A commemoration was held to mark the 70th anniversary of the massacre in Vojvodina, the northernmost province of Serbia, in Szeged. Pushing into the region in the winter of 1944-1945, Yugoslav partisans massacred about 30,000 civilians, among them an estimated 15,000-20,000 Hungarians, and buried them in unmarked mass graves. The raid came in retaliation of a massacre committed by the Hungarian military and gendarmerie in Novi Sad (Újvidék) and other localities, killing 3,340 residents, including 2,550 Serbs and over 700 Jews, in January, 1942.
“The process of reconciliation cannot be reversed”, István Pásztor, chairman of the Alliance of Vojvodina Hungarians, said in his speech. “If we were able to stand our grounds in the past dcades, be strong and carry the conviction that sooner or later, truth will find its way”, he said, underlining that tasks remain regarding compensation, concluding the work of the joint Hungarian-Serbian historical committe and unearthing various details of historical events.

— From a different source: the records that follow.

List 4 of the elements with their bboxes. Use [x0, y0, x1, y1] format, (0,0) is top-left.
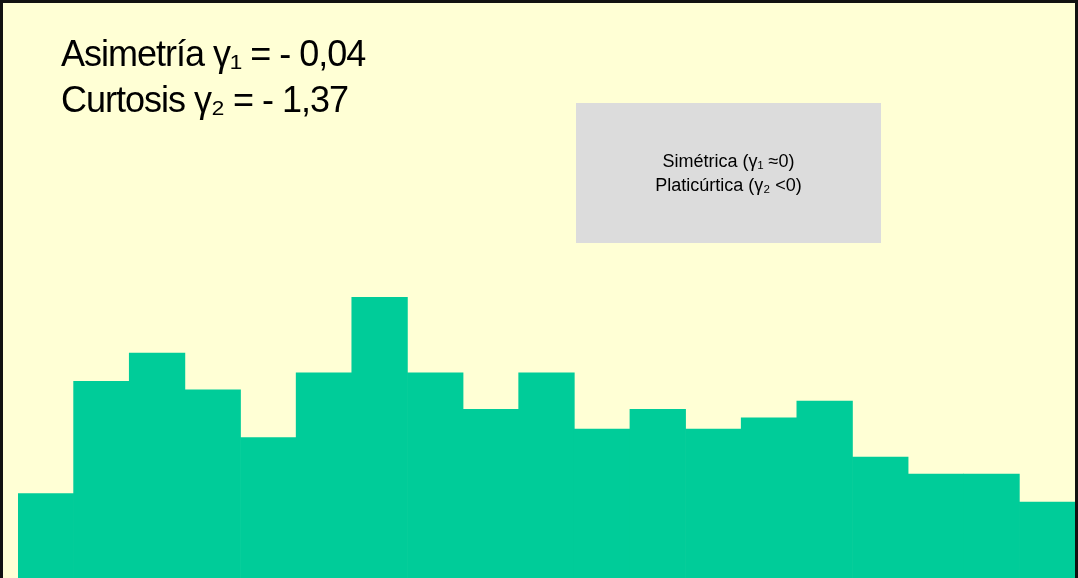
text: Curtosis γ₂ = - 1,37	[61, 78, 350, 122]
text: Asimetría γ₁ = - 0,04	[61, 32, 366, 76]
text: Platicúrtica (γ₂ <0)	[655, 174, 802, 197]
text: Simétrica (γ₁ ≈0)	[662, 150, 795, 173]
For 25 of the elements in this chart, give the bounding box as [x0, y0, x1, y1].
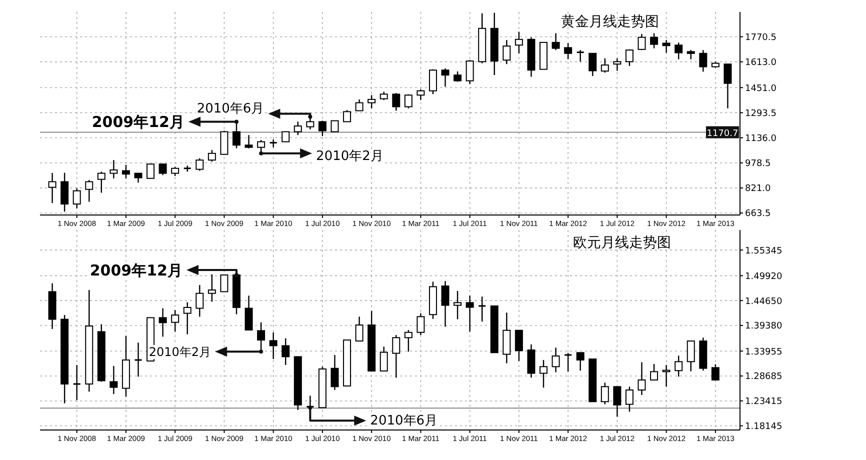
y-tick-label: 1.55345 — [745, 246, 782, 256]
y-tick-label: 1293.5 — [745, 108, 776, 119]
y-tick-label: 1.18145 — [745, 422, 782, 432]
y-tick-label: 1.49920 — [745, 272, 782, 282]
y-tick-label: 1.33955 — [745, 347, 782, 358]
annotation: 2010年6月 — [370, 413, 438, 428]
annotation: 2010年2月 — [148, 345, 212, 359]
y-tick-label: 821.0 — [745, 184, 772, 194]
y-tick-label: 1.23415 — [745, 397, 782, 408]
annotation: 2009年12月 — [92, 113, 184, 132]
annotation: 2010年6月 — [196, 101, 264, 116]
annotation: 2009年12月 — [90, 261, 182, 280]
y-tick-label: 1451.0 — [745, 84, 777, 94]
chart-title: 欧元月线走势图 — [573, 235, 671, 251]
y-tick-label: 663.5 — [745, 209, 771, 220]
y-tick-label: 1.44650 — [745, 296, 782, 307]
y-tick-label: 1.39380 — [745, 322, 782, 332]
ref-line-label: 1170.7 — [706, 128, 738, 139]
y-tick-label: 1.28685 — [745, 372, 782, 382]
y-tick-label: 1136.0 — [745, 134, 777, 144]
y-tick-label: 1613.0 — [745, 58, 777, 68]
y-tick-label: 978.5 — [745, 159, 771, 170]
annotation: 2010年2月 — [316, 149, 384, 164]
chart-title: 黄金月线走势图 — [561, 14, 659, 30]
y-tick-label: 1770.5 — [745, 32, 776, 43]
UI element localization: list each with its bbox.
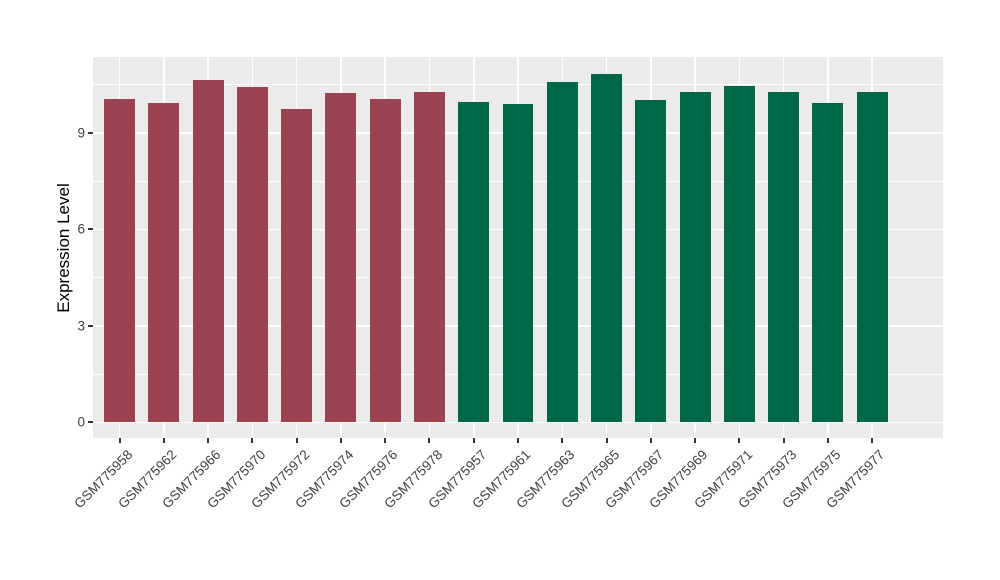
y-tick-label: 9 [77, 125, 85, 141]
bar-GSM775977 [856, 92, 888, 423]
y-tick-label: 3 [77, 318, 85, 334]
x-tick-mark [339, 438, 342, 443]
x-tick-mark [694, 438, 697, 443]
bar-GSM775974 [325, 92, 357, 423]
x-tick-mark [472, 438, 475, 443]
bar-GSM775967 [635, 100, 667, 423]
x-tick-mark [251, 438, 254, 443]
bar-GSM775972 [281, 109, 313, 423]
x-tick-mark [782, 438, 785, 443]
bar-GSM775963 [546, 82, 578, 423]
x-tick-mark [118, 438, 121, 443]
x-tick-mark [207, 438, 210, 443]
y-axis-title: Expression Level [54, 182, 73, 313]
x-tick-mark [517, 438, 519, 443]
bar-GSM775966 [192, 80, 224, 423]
y-tick-mark [88, 324, 93, 327]
plot-panel [93, 57, 943, 438]
x-tick-mark [384, 438, 387, 443]
x-tick-mark [738, 438, 741, 443]
bar-GSM775978 [413, 91, 445, 423]
x-tick-mark [605, 438, 608, 443]
bar-GSM775975 [812, 102, 844, 423]
y-tick-mark [88, 421, 93, 424]
y-tick-mark [88, 131, 93, 134]
x-tick-mark [162, 438, 165, 443]
bar-GSM775971 [723, 85, 755, 423]
x-tick-mark [295, 438, 298, 443]
bar-GSM775973 [768, 91, 800, 423]
x-tick-mark [871, 438, 874, 443]
y-tick-label: 6 [77, 221, 85, 237]
bar-GSM775958 [104, 99, 136, 423]
y-tick-label: 0 [77, 414, 85, 430]
bar-GSM775965 [591, 74, 623, 423]
bar-GSM775970 [236, 86, 268, 423]
bar-GSM775957 [458, 101, 490, 423]
x-tick-mark [826, 438, 829, 443]
y-tick-mark [88, 228, 93, 231]
bar-GSM775961 [502, 103, 534, 423]
bar-GSM775962 [148, 103, 180, 423]
x-tick-mark [428, 438, 431, 443]
bar-GSM775969 [679, 92, 711, 423]
x-tick-mark [649, 438, 652, 443]
x-tick-mark [561, 438, 564, 443]
bar-GSM775976 [369, 99, 401, 423]
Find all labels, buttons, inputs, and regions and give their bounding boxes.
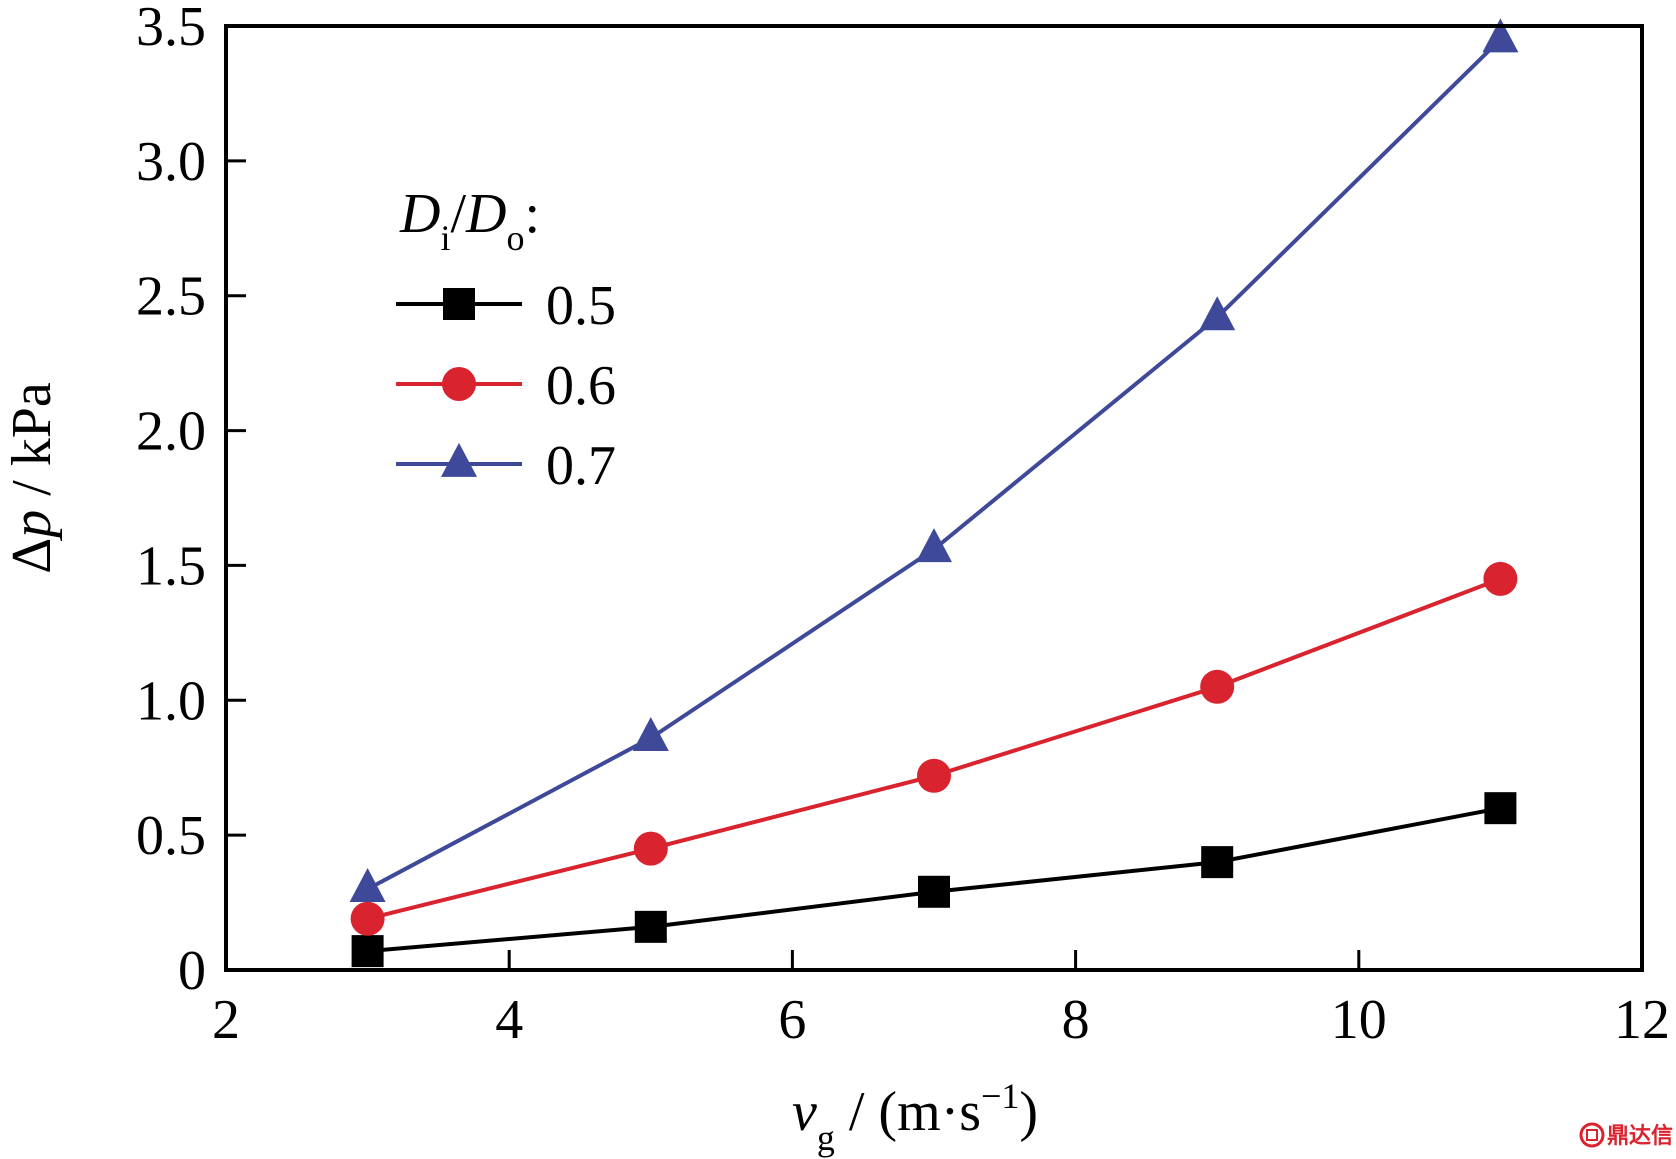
legend-entry: 0.6 — [396, 355, 616, 417]
data-point — [634, 910, 667, 943]
data-point — [632, 716, 669, 751]
data-point — [350, 901, 385, 936]
watermark-text: 鼎达信 — [1607, 1123, 1673, 1149]
legend-title-d1: D — [399, 183, 440, 245]
data-point — [1200, 669, 1235, 704]
data-point — [1482, 18, 1519, 53]
data-point — [1199, 296, 1236, 331]
y-tick-label: 1.0 — [136, 670, 206, 732]
legend-label: 0.6 — [546, 355, 616, 417]
y-axis-label-delta: Δ — [1, 538, 63, 574]
y-tick-label: 3.0 — [136, 131, 206, 193]
series-line — [367, 577, 1502, 921]
data-point — [1483, 561, 1518, 596]
y-tick-label: 3.5 — [136, 0, 206, 58]
legend-title-sub1: i — [440, 218, 450, 258]
legend-marker — [442, 367, 476, 401]
y-tick-label: 0.5 — [136, 805, 206, 867]
legend-title: Di/Do: — [399, 183, 540, 258]
y-axis-label: Δp / kPa — [1, 382, 63, 574]
y-tick-label: 2.5 — [136, 266, 206, 328]
legend-marker — [441, 442, 477, 477]
y-tick-label: 2.0 — [136, 401, 206, 463]
series-layer — [349, 18, 1519, 968]
x-axis-label-unit-prefix: / (m·s — [835, 1081, 981, 1143]
data-point — [351, 935, 384, 968]
legend-entry: 0.5 — [396, 275, 616, 337]
x-tick-label: 8 — [1062, 989, 1090, 1051]
data-point — [633, 831, 668, 866]
legend-entry: 0.7 — [396, 435, 616, 497]
x-axis-label-unit-sup: −1 — [981, 1076, 1019, 1116]
x-axis-label: vg / (m·s−1) — [792, 1076, 1038, 1158]
ticks-layer: 2 4 6 8 10 12 0 0.5 1.0 1.5 2.0 2.5 3.0 3.5 — [136, 0, 1670, 1051]
plot-frame — [224, 24, 1644, 972]
x-tick-label: 10 — [1331, 989, 1387, 1051]
logo-icon — [1579, 1122, 1605, 1148]
series-triangle — [349, 18, 1519, 903]
y-axis-label-unit: / kPa — [1, 382, 63, 510]
series-square — [351, 792, 1517, 968]
x-axis-label-main: v — [792, 1081, 817, 1143]
x-tick-label: 12 — [1614, 989, 1670, 1051]
legend-title-colon: : — [524, 183, 540, 245]
legend-title-d2: D — [465, 183, 506, 245]
legend-title-slash: / — [450, 183, 466, 245]
x-axis-label-sub: g — [817, 1118, 835, 1158]
y-tick-label: 0 — [178, 940, 206, 1002]
legend-marker — [443, 288, 475, 320]
data-point — [916, 528, 952, 563]
y-tick-label: 1.5 — [136, 535, 206, 597]
logo-icon-inner — [1586, 1129, 1598, 1141]
legend: Di/Do: 0.5 0.6 0.7 — [396, 183, 616, 497]
legend-label: 0.7 — [546, 435, 616, 497]
x-tick-label: 4 — [495, 989, 523, 1051]
y-axis-label-var: p — [1, 510, 63, 542]
x-tick-label: 2 — [212, 989, 240, 1051]
watermark: 鼎达信 — [1579, 1122, 1673, 1149]
data-point — [1484, 792, 1517, 825]
legend-label: 0.5 — [546, 275, 616, 337]
legend-entries: 0.5 0.6 0.7 — [396, 275, 616, 497]
series-circle — [350, 561, 1518, 936]
data-point — [917, 758, 951, 793]
x-axis-label-unit-suffix: ) — [1019, 1081, 1038, 1143]
data-point — [349, 868, 386, 903]
legend-title-sub2: o — [506, 218, 524, 258]
data-point — [918, 875, 950, 908]
data-point — [1201, 846, 1234, 879]
x-tick-label: 6 — [778, 989, 806, 1051]
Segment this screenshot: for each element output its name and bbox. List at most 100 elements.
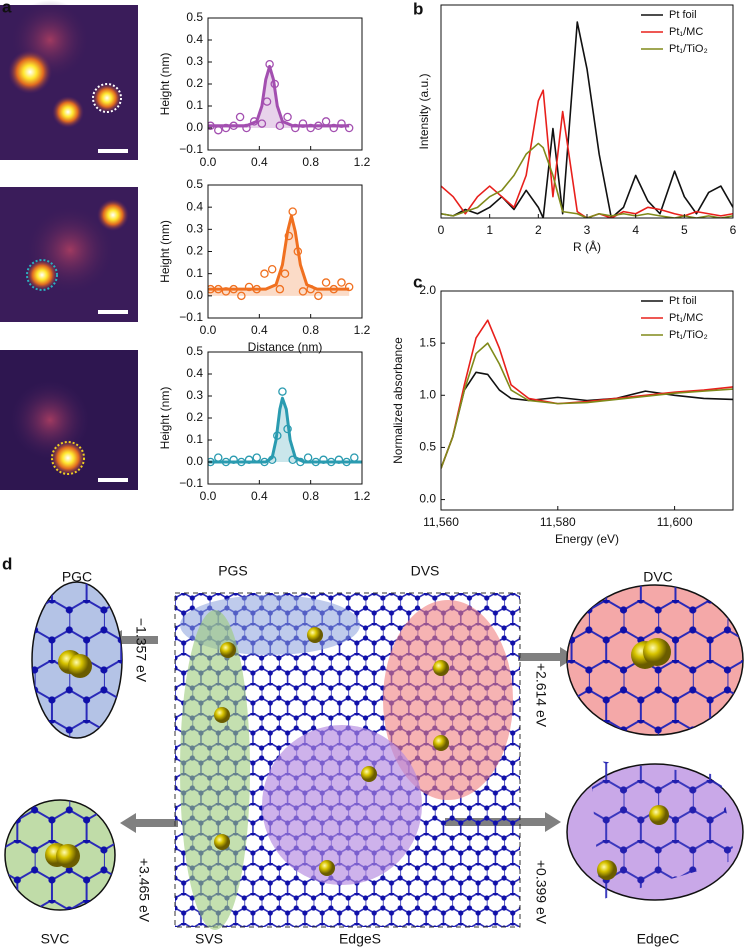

The commemoration in Szeged is held traditionally around January 23, the day the last group of Hungarians were taken from their homes in the village of Curug (Csúrog) to a death camp in 1945. He described the Serbian Prime Minister’s gesture of giving a speech on 2 November in the city of Subotica (Szabadka) and laying flowers in remembrance to the victims as an indisputable achievement.
Serbia’s ethnic Hungarian community, native to the country’s northermost Vojvodina province, numbers some 250 000 people, according to current figures.